Prime Minister Julia Gillard yesterday won round one of what will be one of her most crucial parliamentary battles with the passage of carbon tax legislation through the Lower House.
Round two, today's debate on asylum-seeker laws, will be far more bruising: defeat in the House of Representatives is a strong possibility and even if Gillard wins there her amendments to the Migration Act will be killed in the Senate.
But the 19 bills comprising the carbon tax package passed in the House by 74 votes to 72 will now go to the Senate next month, where they will succeed with the support of the Greens, who hold the balance of power.
Yesterday's vote was greeted by applause from Labor members and the Greens and independent MPs who pushed the legislation over the line, as Gillard embraced Climate Change Minister Greg Combet and kissed Foreign Minister Kevin Rudd on the cheek.

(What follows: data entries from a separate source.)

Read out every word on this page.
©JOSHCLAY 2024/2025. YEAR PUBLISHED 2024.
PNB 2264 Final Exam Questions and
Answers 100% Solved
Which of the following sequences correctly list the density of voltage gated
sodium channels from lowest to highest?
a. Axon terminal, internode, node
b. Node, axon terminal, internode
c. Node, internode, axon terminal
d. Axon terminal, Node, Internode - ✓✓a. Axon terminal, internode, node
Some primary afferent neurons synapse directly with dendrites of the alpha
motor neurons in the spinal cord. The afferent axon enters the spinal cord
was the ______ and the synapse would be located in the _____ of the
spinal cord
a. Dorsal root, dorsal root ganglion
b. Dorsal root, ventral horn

Rudd failed to introduce climate change laws before his term as Prime Minister was cut short by the coup that installed Gillard as Australia's first female leader, and has since repeatedly been accused of plotting her downfall.
Once passed by the Senate, the laws will come into force on July 1 next year, charging by the tonne for carbon produced by the nation's 500 biggest emitters and covering an estimated 60 per cent of Australia's greenhouse emissions.
Most of the companies targeted by the tax are coal-fired electricity generators, heavy industry manufacturers and miners.
The package accepts cost of living increases will follow the imposition of the tax, with additional benefits and tax breaks compensating for the average extra A$10 ($12.72) per week households are expected to incur.
Combet said the package would allow Australia to seize the economic and job opportunities that would come as the world tackled climate change and moved to a clean energy future.
"These 19 bills ... represent one of the most important environmental and economic reforms in this nation's history." he said.
Conservation Foundation chief executive Don Henry said the legislation came after a decade of people power, and WWF-Australia chief executive Dermot O'Gorman said the move was an historic step towards Australia taking strong action on climate change.
But Opposition Leader Tony Abbott "pledged in blood" to repeal the tax when he won power.
"We must repeal the tax because this is a tax which is going to put up every Australian's cost of living and put at risk every manufacturing job," he said.
"This is a bad tax and it is a total betrayal of the Australian people."
The Opposition is also turning its guns on the two northern New South Wales independents, Tony Windsor and Rob Oakeshott, who backed Gillard.
Both are former conservatives whose seats are being targeted by their former party, the Nationals, heightened by surveys showing most of their voters opposed both the tax and their support for the Government.